Which incidence should be documented on an unusual incident report?
- A. The client leaves the hospital against the doctor's advice.
- B. The client develops a fever after receiving a blood transfusion.
- C. The client reports an upset stomach after taking an antibiotic.
- D. The client falls in her bathroom.
Correct Answer: D
Rationale: A fall is an unusual incident requiring documentation due to potential injury and liability. Leaving AMA, transfusion fever, or upset stomach are notable but less likely to require an incident report.
The nurse is reinforcing teaching to a client who is newly diagnosed with conversion disorder. The client begins crying and states, 'The health care provider must think I’m crazy because of my diagnosis.' What is the best response to the client?

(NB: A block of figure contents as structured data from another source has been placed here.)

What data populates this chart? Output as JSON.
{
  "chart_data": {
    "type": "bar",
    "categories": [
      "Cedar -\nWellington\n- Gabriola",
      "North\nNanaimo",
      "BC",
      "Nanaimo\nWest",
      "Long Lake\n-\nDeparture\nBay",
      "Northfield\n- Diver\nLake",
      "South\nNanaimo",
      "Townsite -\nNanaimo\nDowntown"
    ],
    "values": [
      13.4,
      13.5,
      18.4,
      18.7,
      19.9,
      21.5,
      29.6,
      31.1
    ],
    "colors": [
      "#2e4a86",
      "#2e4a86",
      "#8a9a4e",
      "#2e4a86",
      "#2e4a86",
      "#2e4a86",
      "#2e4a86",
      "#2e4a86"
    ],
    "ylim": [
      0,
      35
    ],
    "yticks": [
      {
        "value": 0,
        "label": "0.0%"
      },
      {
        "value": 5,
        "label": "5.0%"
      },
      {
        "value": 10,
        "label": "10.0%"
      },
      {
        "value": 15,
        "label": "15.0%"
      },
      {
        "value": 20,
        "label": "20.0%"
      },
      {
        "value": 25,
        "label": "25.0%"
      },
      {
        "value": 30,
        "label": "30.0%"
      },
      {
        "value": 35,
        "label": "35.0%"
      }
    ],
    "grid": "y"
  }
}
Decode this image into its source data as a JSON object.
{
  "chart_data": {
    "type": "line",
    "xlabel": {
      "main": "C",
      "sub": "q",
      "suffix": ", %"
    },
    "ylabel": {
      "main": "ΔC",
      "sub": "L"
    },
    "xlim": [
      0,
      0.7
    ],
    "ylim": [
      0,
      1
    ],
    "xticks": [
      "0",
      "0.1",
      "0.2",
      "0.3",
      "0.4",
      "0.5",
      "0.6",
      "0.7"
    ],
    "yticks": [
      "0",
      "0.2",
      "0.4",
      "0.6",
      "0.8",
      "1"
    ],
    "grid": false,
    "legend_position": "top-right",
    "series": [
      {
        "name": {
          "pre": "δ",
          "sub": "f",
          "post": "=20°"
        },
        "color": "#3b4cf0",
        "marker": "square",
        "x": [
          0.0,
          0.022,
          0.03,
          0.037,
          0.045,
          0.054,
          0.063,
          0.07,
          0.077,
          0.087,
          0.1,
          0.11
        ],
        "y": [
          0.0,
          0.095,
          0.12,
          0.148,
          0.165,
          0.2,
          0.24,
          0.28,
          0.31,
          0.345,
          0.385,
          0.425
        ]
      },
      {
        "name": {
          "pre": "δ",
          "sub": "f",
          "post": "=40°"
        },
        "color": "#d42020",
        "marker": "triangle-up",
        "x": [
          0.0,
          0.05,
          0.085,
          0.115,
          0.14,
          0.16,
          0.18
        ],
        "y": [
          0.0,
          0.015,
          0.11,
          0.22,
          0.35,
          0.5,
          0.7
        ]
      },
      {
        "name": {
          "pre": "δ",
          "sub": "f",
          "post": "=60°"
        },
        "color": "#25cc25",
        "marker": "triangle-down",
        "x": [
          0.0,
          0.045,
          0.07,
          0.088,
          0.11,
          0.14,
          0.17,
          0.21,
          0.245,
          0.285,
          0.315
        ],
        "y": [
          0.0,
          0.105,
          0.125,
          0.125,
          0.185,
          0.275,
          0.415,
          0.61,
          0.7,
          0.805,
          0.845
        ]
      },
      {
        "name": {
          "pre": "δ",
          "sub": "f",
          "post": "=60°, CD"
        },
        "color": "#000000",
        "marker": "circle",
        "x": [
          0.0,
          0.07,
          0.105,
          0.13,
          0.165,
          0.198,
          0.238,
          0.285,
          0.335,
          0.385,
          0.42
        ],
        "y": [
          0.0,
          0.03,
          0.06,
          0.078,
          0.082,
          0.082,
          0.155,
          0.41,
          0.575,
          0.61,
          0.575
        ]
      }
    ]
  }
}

- A. Conversion disorder is a diagnosis that acknowledges your symptoms are real, even if there isn’t a physical cause
- B. I am very sorry to hear this, but are you sure that’s what the provider meant? Maybe you misunderstood
- C. The health care provider is probably wrong. I’ll give you the information to contact my health care provider
- D. Why do you think you were diagnosed with conversion disorder?
Correct Answer: A
Rationale: Reassuring the client that conversion disorder validates real symptoms without a physical cause reduces stigma and clarifies the diagnosis. Other responses dismiss, question, or deflect the client’s concerns.
A home health nurse is caring for a client with a pressure sore that is red, with serous drainage, is 2 inches in diameter with loss of subcutaneous tissue. The appropriate dressing for this wound is
- A. Transparent film dressing
- B. Wet dressing with debridement granules
- C. Wet to dry with hydrogen peroxide
- D. Moist saline dressing
Correct Answer: D
Rationale: Moist saline dressing. A stage III pressure ulcer with granulation tissue requires a moist environment to promote healing.